Breeding may be continuous throughout the year. Copulation often occurs while suspended with the hands and feet clinging to horizontal branches for support. In captive Sunda slow lorises, mating primarily occurs between June and mid-September, with the estrus cycle lasting 29 to 45 days and estrus lasting one to five days. Likewise, gestation lasts 185 to 197 days, and the young weigh between 30 and 60 grams (1.1 and 2.1 oz) at birth. Females reach sexual maturityat 18 to 24 months, while males are capable of reproducing at 17 months. However, the fathers become hostile towards their male offspring after 12 to 14 months and will chase them away. In captivity, they can live 20 or more years.

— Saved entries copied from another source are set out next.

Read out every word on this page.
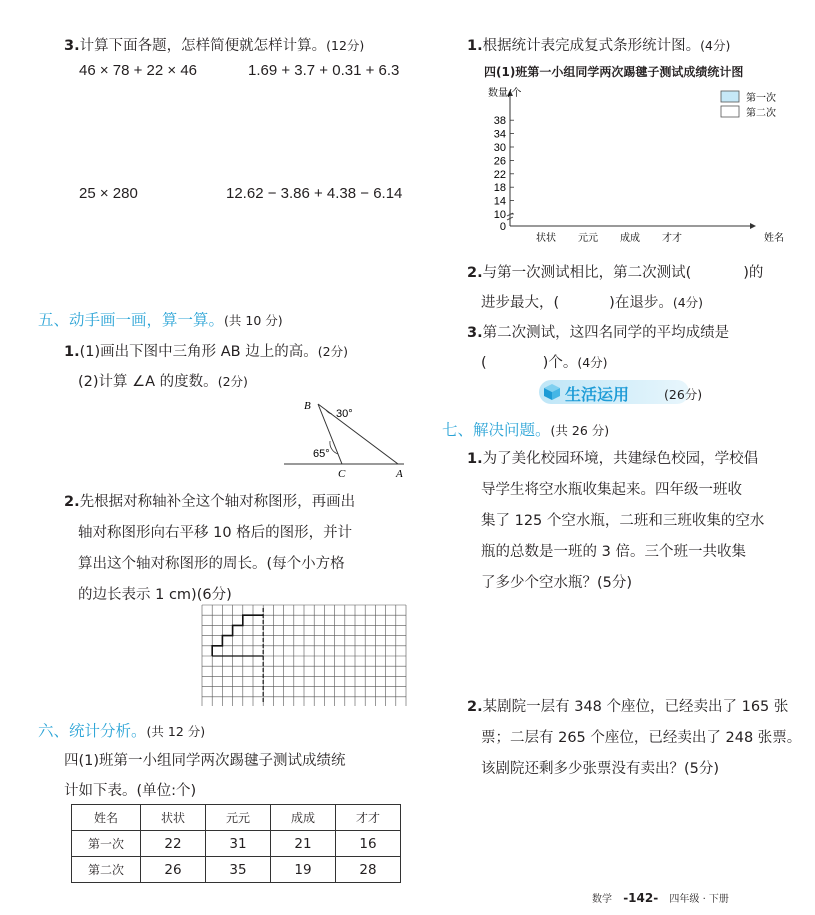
3.计算下面各题，怎样简便就怎样计算。(12分)
46 × 78 + 22 × 46	1.69 + 3.7 + 0.31 + 6.3
25 × 280	12.62 − 3.86 + 4.38 − 6.14
五、动手画一画，算一算。(共 10 分)
1.(1)画出下图中三角形 AB 边上的高。(2分)
(2)计算 ∠A 的度数。(2分)
B
30°
65°
C	A
2.先根据对称轴补全这个轴对称图形，再画出
轴对称图形向右平移 10 格后的图形，并计
算出这个轴对称图形的周长。(每个小方格
的边长表示 1 cm)(6分)
六、统计分析。(共 12 分)
四(1)班第一小组同学两次踢毽子测试成绩统
计如下表。(单位:个)
姓名	状状	元元	成成	才才
第一次	22	31	21	16
第二次	26	35	19	28
1.根据统计表完成复式条形统计图。(4分)
四(1)班第一小组同学两次踢毽子测试成绩统计图
数量/个
0
10
14
18
22
26
30
34
38
状状 元元 成成 才才	姓名
第一次
第二次
2.与第一次测试相比，第二次测试(	)的
进步最大，(	)在退步。(4分)
3.第二次测试，这四名同学的平均成绩是
(	)个。(4分)
生活运用	(26分)
七、解决问题。(共 26 分)
1.为了美化校园环境，共建绿色校园，学校倡
导学生将空水瓶收集起来。四年级一班收
集了 125 个空水瓶，二班和三班收集的空水
瓶的总数是一班的 3 倍。三个班一共收集
了多少个空水瓶？(5分)
2.某剧院一层有 348 个座位，已经卖出了 165 张
票；二层有 265 个座位，已经卖出了 248 张票。
该剧院还剩多少张票没有卖出？(5分)
数学 -142- 四年级 · 下册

Slow lorises are omnivores, eating insects, other arthropods, small birds and reptiles, eggs, fruits, gums, nectar and miscellaneous vegetation. A 1984 study of the Sunda slow loris indicated that its diet consists of 71% fruit and gums, and 29% insects and other animal prey. A more detailed study of another Sunda slow loris population in 2002 and 2003 showed different dietary proportions, consisting of 43.3% gum, 31.7% nectar, 22.5% fruit, and just 2.5% arthropods and other animal prey. The most common dietary item was nectar from flowers of the Bertram palm (Eugeissona tristis). The Sunda slow loris eats insects that other predators avoid due to their repugnant taste or smell.

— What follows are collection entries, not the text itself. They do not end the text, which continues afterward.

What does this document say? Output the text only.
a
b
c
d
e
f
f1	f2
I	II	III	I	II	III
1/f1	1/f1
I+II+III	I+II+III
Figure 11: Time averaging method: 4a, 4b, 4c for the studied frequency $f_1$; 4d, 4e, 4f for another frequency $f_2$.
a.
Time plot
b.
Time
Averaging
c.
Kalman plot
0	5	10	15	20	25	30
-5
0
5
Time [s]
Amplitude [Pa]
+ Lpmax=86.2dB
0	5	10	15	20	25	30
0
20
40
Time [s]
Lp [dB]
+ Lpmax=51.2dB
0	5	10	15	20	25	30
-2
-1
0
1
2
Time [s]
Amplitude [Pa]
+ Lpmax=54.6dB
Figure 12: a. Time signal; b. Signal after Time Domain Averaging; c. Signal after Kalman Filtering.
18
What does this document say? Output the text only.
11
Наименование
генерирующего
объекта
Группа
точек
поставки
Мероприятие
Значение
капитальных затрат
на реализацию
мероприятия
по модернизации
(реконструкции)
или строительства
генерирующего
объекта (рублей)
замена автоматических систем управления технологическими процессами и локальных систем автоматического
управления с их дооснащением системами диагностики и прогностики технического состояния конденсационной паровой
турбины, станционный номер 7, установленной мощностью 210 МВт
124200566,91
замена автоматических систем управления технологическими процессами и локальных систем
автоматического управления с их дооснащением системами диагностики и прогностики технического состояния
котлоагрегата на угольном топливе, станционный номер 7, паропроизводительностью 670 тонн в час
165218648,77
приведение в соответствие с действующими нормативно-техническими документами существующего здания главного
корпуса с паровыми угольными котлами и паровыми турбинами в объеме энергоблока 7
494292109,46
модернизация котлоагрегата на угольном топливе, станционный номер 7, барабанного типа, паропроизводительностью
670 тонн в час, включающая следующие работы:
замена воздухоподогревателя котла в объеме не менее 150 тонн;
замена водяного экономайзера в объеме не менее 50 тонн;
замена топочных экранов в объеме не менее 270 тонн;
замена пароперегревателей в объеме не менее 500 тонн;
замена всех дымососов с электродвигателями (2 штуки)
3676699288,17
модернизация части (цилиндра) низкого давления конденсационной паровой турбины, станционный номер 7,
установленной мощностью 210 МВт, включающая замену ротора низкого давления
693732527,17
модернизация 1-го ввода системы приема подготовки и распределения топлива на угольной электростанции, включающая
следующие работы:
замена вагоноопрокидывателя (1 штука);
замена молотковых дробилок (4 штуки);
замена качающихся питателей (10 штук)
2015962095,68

Preliminary results of studies on the pygmy slow loris indicate that its diet consists primarily of gums and nectar (especially nectar from Saraca dives flowers), and that animal prey makes up 30–40% of its diet. However, one 2002 analysis of pygmy slow loris feces indicated that it contained 98% insect remains and just 2% plant remains. The pygmy slow loris often returns to the same gum feeding sites and leaves conspicuous gouges on tree trunks when inducing the flow of exudates. Slow lorises have been reported gouging for exudates at heights ranging from 1 m (3 ft 3 in) to as much as 12 m (39 ft); the gouging process, whereby the loris repetitively bangs its toothcomb into the hard bark, may be loud enough to be heard up to 10 m (33 ft) away. The marks remaining after gouging can be used by field workers to assess loris presence in an area. Captive pygmy slow lorises also make characteristic gouge marks in wooden substrates, such as branches. It is not known how the sympatric pygmy and Bengal slow lorises partition their feeding niches. The plant gums, obtained typically from species in the family Fabaceae (peas), are high in carbohydrates and lipids, and can serve as a year-around source of food, or an emergency reserve when other preferred food items are scarce. Several anatomical adaptations present in slow lorises may enhance their ability to feed on exudates: a long narrow tongue to make it easier to reach gum stashed in cracks and crevices, a large cecum to help the animal digest complex carbohydrates, and a short duodenum to help quickly pass potentially toxic exudates. Slow lorises can use both hands to eat while hanging upside down from a branch. They spend about 20% of their nightly activities feeding.